Marionnettes...Bu kuklacida 1 saat gecirdik. En sonunda ortalama bir pinokyo alabildik. Burada gorunenlerin fiyatlari 2-3 milyara kadar cikiyor. Animasyon bolumu mezunu sanatcilar yapiyormus. Gercekten emekleri saygiyi hakediyor. Hepsinde aklim kaldi.
Son gun Charles koprusunun cikisindaki Podvezi Restorani'nda bir gulas corbasi daha yedik, biz gittigimizde yoktu ama ekmegin icinde servis ediliyormus normalde, ilk gun yedigimiz gibi olmasa da guzeldi. 
Her akşam (en azından orada olduğumuz 3 akşam) 'Eski Sehir' meydaninda festivalmişçesine, satıcılar vardı. Grill peynirler, kazanda patates, domuz çevirme, sıcak şarap, kızartmalar, tatlılar, danteller satıyorlardı.
Adini bilmedigim bu hamurisi tatlinin tadina bayildim. Sicacik ve citir citir.


                                                         Sicak sarap standi

Tam ortacag konsepti, cok guzel hareketler  bence.

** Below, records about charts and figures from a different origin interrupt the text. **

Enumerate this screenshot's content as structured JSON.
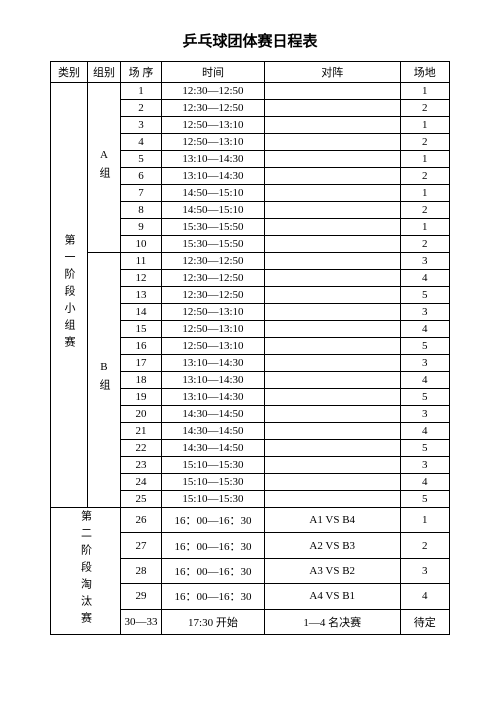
{
  "title": "乒乓球团体赛日程表",
  "headers": {
    "category": "类别",
    "group": "组别",
    "seq": "场 序",
    "time": "时间",
    "match": "对阵",
    "venue": "场地"
  },
  "stage1_label": "第一阶段小组赛",
  "stage2_label": "第二阶段淘汰赛",
  "groupA_label": "A组",
  "groupB_label": "B组",
  "rowsA": [
    {
      "seq": "1",
      "time": "12:30—12:50",
      "match": "",
      "venue": "1"
    },
    {
      "seq": "2",
      "time": "12:30—12:50",
      "match": "",
      "venue": "2"
    },
    {
      "seq": "3",
      "time": "12:50—13:10",
      "match": "",
      "venue": "1"
    },
    {
      "seq": "4",
      "time": "12:50—13:10",
      "match": "",
      "venue": "2"
    },
    {
      "seq": "5",
      "time": "13:10—14:30",
      "match": "",
      "venue": "1"
    },
    {
      "seq": "6",
      "time": "13:10—14:30",
      "match": "",
      "venue": "2"
    },
    {
      "seq": "7",
      "time": "14:50—15:10",
      "match": "",
      "venue": "1"
    },
    {
      "seq": "8",
      "time": "14:50—15:10",
      "match": "",
      "venue": "2"
    },
    {
      "seq": "9",
      "time": "15:30—15:50",
      "match": "",
      "venue": "1"
    },
    {
      "seq": "10",
      "time": "15:30—15:50",
      "match": "",
      "venue": "2"
    }
  ],
  "rowsB": [
    {
      "seq": "11",
      "time": "12:30—12:50",
      "match": "",
      "venue": "3"
    },
    {
      "seq": "12",
      "time": "12:30—12:50",
      "match": "",
      "venue": "4"
    },
    {
      "seq": "13",
      "time": "12:30—12:50",
      "match": "",
      "venue": "5"
    },
    {
      "seq": "14",
      "time": "12:50—13:10",
      "match": "",
      "venue": "3"
    },
    {
      "seq": "15",
      "time": "12:50—13:10",
      "match": "",
      "venue": "4"
    },
    {
      "seq": "16",
      "time": "12:50—13:10",
      "match": "",
      "venue": "5"
    },
    {
      "seq": "17",
      "time": "13:10—14:30",
      "match": "",
      "venue": "3"
    },
    {
      "seq": "18",
      "time": "13:10—14:30",
      "match": "",
      "venue": "4"
    },
    {
      "seq": "19",
      "time": "13:10—14:30",
      "match": "",
      "venue": "5"
    },
    {
      "seq": "20",
      "time": "14:30—14:50",
      "match": "",
      "venue": "3"
    },
    {
      "seq": "21",
      "time": "14:30—14:50",
      "match": "",
      "venue": "4"
    },
    {
      "seq": "22",
      "time": "14:30—14:50",
      "match": "",
      "venue": "5"
    },
    {
      "seq": "23",
      "time": "15:10—15:30",
      "match": "",
      "venue": "3"
    },
    {
      "seq": "24",
      "time": "15:10—15:30",
      "match": "",
      "venue": "4"
    },
    {
      "seq": "25",
      "time": "15:10—15:30",
      "match": "",
      "venue": "5"
    }
  ],
  "rows2": [
    {
      "seq": "26",
      "time": "16：00—16：30",
      "match": "A1 VS B4",
      "venue": "1"
    },
    {
      "seq": "27",
      "time": "16：00—16：30",
      "match": "A2 VS B3",
      "venue": "2"
    },
    {
      "seq": "28",
      "time": "16：00—16：30",
      "match": "A3 VS B2",
      "venue": "3"
    },
    {
      "seq": "29",
      "time": "16：00—16：30",
      "match": "A4 VS B1",
      "venue": "4"
    },
    {
      "seq": "30—33",
      "time": "17:30 开始",
      "match": "1—4 名决赛",
      "venue": "待定"
    }
  ]
}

                                                                   Domuz cevirme

Rehberden Bilgiler
İnsanlar için su neyse Pragtakiler için de bira o diye bir şey okudum.
45 büyük bira fabrikası varmış, en büyüğü de 1887'de kurulan Pilsen'miş.
Kişi başına düşen bira tüketimi yılda 160 litreymiş.
Mantar yaygın olarak yetişir, çok yenir, sevilir, kurutulur, dondurulurmuş.
%40 ateist, %40 hristiyan %20 de diğer inançlar benimsenmiş.
23 mahalleden oluşuyor, en merkezi ve popüler olanı ¨Prag 1¨ Unesco korumasındaymış.
Vltava nehrinin uzunluğu 460km imiş.
Prag nüfusu 1milyon 250 binmiş.
Savas sirasinda Hitler bile sehre kiyamayip bombalamamış.
3 Bolgeden olusuyormus. Bohemia, Moravia ve Slezia.
Sehirde toplam 18 kopru varmis.
Gecmiste birkac buyuk sel felaketi yasamis.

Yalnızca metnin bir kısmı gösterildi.